Yeah I think I might need more like 1000-1200 acres


----------



## tnsalersbreeder (Dec 3, 2015)

cotopaxi14 said:


> I live in Montana and I'm about to buy cattle. I have 800 acres and 75-100 irrigated and the rest normal western grazing land. I have a year round water supply for them through multiple creeks and ponds. Someone told me it was 5 acre a month range ( whatever that means) .
> View attachment 348



Here in TN the stocking rate is 1 cow calf per acre and half. I would say there in montana it is probably 1 cow calf per five acres maybe more.


----------



## cotopaxi14 (Jun 6, 2015)

Per month or per year


----------



## tnsalersbreeder (Dec 3, 2015)

1 cow calf per acre and a half here period it doesn't specify really. I know we run 35 momma cows and calves plus a bull. We have plentiful grass doing that with a rotational grazing system. At one time we stocked as high as 46 head with the babies to and the bull.
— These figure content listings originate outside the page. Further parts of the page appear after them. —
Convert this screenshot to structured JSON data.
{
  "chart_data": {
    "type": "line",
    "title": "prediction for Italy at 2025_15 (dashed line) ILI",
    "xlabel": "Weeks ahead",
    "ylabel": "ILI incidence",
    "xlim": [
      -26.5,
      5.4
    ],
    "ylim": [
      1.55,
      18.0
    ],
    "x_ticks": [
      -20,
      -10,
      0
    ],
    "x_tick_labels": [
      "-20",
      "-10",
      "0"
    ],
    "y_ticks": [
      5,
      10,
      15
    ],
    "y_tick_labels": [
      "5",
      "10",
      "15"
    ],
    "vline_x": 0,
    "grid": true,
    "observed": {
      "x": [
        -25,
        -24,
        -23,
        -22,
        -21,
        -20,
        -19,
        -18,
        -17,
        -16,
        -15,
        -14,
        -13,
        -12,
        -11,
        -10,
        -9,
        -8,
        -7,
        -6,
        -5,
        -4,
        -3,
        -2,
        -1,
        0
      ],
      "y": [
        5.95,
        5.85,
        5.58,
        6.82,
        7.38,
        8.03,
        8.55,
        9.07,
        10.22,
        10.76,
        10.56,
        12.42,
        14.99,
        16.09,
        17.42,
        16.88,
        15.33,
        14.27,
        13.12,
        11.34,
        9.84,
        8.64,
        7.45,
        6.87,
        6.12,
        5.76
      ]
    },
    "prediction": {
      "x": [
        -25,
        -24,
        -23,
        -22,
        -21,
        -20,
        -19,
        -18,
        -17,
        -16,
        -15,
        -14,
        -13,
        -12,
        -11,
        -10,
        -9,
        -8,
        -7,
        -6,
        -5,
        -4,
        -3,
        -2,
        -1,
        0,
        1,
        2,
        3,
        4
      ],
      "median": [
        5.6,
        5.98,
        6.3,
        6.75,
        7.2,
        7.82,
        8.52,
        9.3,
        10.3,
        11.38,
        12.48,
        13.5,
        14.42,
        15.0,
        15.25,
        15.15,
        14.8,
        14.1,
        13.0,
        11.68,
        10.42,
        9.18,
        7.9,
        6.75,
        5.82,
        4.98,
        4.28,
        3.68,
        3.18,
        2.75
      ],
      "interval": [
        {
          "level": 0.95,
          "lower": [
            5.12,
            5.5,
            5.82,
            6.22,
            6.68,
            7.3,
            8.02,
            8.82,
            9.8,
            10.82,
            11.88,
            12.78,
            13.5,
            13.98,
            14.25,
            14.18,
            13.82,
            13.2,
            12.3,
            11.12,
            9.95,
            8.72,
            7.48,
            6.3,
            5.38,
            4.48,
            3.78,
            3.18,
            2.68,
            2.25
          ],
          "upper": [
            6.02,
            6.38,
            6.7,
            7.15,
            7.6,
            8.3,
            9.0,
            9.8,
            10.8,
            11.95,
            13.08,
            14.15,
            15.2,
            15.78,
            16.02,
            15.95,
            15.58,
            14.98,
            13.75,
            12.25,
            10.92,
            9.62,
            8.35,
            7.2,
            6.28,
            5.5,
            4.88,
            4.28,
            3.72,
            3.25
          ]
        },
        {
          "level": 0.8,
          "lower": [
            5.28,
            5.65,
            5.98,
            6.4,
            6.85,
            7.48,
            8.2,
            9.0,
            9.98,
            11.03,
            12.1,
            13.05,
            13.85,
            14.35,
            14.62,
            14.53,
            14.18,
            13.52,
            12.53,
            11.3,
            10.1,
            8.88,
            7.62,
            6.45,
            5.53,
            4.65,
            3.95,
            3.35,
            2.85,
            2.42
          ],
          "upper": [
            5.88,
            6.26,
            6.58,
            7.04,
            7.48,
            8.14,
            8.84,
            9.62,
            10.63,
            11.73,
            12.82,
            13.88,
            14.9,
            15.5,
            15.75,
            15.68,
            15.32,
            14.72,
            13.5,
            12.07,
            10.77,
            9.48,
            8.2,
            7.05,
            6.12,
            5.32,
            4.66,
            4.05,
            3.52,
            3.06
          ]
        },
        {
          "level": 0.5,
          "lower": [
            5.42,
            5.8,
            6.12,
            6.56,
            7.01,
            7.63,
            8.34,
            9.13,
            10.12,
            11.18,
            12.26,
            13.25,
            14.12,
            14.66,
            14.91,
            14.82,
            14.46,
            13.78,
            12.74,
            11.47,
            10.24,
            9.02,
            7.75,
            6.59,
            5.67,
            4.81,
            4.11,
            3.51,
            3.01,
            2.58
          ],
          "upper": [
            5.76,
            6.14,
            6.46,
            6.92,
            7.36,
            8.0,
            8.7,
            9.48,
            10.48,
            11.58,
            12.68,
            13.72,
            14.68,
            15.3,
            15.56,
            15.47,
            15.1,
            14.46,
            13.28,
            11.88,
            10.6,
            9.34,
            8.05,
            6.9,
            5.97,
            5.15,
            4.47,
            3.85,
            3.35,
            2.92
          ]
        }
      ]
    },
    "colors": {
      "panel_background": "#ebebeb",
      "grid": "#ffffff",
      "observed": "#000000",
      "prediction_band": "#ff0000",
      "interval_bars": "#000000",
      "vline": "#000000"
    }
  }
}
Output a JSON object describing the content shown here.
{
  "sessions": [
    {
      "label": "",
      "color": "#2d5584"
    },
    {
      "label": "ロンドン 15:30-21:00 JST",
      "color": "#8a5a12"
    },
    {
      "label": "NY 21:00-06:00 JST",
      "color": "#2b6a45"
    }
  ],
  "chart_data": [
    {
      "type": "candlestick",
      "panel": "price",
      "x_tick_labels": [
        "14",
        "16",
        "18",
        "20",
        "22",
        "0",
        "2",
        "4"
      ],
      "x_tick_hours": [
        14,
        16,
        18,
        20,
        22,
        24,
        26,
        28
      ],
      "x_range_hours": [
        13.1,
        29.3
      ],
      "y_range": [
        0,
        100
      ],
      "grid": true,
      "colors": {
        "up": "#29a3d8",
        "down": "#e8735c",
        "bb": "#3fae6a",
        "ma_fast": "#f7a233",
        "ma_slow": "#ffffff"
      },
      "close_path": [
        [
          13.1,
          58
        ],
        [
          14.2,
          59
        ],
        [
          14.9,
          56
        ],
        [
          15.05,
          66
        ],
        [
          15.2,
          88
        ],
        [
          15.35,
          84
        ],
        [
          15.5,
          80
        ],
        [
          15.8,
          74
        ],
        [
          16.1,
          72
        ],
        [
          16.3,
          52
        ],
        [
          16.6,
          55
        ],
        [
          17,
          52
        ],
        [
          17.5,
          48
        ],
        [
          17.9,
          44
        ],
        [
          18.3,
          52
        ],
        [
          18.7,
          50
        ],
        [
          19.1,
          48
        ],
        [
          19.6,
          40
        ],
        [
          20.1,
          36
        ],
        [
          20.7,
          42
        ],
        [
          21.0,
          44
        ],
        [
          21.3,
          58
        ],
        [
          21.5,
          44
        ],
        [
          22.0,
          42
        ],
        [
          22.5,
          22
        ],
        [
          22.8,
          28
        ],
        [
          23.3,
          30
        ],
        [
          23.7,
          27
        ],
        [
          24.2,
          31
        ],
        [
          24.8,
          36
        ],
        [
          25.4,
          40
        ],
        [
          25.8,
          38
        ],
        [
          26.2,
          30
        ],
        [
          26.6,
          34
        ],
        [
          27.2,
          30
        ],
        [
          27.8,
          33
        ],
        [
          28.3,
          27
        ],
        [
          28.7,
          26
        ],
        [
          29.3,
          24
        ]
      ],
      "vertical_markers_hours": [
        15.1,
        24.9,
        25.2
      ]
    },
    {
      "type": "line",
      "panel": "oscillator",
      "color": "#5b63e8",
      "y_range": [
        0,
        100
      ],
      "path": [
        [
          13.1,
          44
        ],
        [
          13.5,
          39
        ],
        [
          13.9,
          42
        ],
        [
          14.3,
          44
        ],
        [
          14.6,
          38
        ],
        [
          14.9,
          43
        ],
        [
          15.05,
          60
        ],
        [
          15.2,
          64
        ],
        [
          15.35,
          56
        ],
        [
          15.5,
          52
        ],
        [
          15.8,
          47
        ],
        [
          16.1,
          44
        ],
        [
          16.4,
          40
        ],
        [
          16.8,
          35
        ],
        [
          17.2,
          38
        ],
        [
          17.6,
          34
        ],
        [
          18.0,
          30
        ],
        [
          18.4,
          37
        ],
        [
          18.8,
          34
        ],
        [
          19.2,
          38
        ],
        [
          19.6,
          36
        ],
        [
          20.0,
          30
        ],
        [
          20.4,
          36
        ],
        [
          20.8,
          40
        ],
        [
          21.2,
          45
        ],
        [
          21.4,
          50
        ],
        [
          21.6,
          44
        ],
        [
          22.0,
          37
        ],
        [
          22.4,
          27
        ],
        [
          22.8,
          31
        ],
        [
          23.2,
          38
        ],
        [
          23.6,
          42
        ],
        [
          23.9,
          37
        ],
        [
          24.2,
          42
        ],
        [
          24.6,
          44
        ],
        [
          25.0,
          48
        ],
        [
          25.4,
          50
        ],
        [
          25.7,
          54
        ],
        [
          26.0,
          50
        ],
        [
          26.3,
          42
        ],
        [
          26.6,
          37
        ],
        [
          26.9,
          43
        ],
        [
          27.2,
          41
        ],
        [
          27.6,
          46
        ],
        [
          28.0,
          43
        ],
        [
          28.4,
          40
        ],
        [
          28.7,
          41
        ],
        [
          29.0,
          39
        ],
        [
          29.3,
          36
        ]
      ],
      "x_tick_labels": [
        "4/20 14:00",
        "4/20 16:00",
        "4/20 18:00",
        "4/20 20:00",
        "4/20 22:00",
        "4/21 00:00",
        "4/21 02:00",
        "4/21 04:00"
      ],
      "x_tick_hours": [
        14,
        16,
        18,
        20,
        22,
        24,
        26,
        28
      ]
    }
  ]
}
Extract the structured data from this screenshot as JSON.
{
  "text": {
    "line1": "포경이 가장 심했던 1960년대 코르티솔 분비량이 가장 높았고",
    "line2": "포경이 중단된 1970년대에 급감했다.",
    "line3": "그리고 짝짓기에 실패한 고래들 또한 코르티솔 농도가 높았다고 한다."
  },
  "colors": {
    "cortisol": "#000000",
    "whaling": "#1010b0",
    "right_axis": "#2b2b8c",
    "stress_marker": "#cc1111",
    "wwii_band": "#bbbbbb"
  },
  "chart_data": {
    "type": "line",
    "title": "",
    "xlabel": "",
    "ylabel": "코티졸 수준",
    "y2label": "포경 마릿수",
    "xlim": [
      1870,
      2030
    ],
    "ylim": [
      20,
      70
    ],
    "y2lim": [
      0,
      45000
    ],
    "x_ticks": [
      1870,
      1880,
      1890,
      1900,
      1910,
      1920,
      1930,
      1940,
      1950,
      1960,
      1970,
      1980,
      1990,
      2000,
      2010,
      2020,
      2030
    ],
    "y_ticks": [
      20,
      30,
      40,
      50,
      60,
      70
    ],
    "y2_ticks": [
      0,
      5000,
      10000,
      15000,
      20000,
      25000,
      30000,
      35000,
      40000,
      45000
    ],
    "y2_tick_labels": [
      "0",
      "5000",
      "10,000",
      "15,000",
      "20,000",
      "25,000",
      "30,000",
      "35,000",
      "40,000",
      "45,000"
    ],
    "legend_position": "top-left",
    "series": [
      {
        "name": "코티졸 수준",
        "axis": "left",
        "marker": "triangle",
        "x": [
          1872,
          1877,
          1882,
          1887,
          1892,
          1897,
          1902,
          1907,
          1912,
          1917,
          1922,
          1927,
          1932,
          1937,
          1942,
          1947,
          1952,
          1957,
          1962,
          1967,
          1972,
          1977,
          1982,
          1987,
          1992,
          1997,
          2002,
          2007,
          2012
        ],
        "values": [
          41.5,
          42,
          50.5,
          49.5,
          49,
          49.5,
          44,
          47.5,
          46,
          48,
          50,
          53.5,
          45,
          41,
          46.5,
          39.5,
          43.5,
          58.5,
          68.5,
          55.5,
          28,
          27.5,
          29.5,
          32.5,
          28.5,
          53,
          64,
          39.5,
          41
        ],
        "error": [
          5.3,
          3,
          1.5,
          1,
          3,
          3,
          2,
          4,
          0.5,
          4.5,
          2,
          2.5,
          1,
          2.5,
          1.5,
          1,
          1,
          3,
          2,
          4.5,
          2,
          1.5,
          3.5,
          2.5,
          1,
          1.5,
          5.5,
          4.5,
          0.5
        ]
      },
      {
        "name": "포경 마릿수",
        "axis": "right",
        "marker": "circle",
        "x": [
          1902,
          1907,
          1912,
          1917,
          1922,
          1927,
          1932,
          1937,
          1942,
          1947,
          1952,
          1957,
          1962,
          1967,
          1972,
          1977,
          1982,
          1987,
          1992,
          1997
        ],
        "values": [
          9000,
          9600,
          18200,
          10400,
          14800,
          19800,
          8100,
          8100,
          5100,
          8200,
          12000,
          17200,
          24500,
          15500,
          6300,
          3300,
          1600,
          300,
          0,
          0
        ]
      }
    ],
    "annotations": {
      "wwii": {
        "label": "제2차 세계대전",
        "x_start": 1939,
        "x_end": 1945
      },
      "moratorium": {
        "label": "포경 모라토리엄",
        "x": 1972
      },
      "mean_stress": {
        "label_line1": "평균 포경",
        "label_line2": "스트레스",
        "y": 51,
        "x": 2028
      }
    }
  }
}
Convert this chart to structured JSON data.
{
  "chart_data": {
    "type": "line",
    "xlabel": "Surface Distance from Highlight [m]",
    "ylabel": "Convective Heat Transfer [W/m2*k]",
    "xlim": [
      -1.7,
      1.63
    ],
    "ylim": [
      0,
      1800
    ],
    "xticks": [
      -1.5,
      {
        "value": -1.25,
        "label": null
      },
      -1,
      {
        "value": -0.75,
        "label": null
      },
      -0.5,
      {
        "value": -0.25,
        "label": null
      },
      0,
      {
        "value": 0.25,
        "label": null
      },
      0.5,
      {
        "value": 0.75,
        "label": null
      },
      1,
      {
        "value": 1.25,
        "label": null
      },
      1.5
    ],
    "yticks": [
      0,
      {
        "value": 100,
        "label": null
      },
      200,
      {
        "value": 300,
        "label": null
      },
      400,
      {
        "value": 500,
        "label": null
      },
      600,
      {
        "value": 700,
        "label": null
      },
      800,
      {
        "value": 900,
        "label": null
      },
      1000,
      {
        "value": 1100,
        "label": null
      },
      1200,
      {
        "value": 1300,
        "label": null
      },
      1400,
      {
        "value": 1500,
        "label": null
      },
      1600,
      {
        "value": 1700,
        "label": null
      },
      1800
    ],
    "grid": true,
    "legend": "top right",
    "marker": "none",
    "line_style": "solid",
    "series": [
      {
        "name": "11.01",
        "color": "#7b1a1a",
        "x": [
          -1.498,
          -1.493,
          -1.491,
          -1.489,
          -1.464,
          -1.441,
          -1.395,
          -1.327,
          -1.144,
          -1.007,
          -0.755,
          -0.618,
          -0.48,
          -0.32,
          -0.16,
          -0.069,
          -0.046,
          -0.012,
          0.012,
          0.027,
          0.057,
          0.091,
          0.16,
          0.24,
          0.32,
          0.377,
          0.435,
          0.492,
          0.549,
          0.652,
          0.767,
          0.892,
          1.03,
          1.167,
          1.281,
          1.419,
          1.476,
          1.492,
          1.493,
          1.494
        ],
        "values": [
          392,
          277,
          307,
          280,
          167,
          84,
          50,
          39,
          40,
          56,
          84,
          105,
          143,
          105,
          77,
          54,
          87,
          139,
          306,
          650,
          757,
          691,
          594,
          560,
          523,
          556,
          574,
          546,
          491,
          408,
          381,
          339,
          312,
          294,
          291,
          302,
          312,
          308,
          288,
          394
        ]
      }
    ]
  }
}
We only have 70 acres though and up until a year or so ago we had a drought very year.


----------



## tnsalersbreeder (Dec 3, 2015)

Years ago my dad had a 500 acre farm and ran 350 head!


----------



## tnsalersbreeder (Dec 3, 2015)

cotopaxi14 said:


> Yeah I think I might need more like 1000-1200 acres


That's about right for Montana and 200 head.


----------



## cotopaxi14 (Jun 6, 2015)

How'd your dad run so many in such little acreage?


----------



## tnsalersbreeder (Dec 3, 2015)

I have no idea he has a degree in animal science. But here in Tn at one cow calf per acre and half thats about right. I was probably a couple years old when he sold that farm. I'm just going by what he told me. I'm nearly 38 now so it was loooooooooooong ago. He raised Herefords, shorthorns, Angus, and beef masters in the time he had the farm. Not all at once of course but he did.


----------



## cotopaxi14 (Jun 6, 2015)

Oh ok, yeah there's no way I could do that with Montana range land.


----------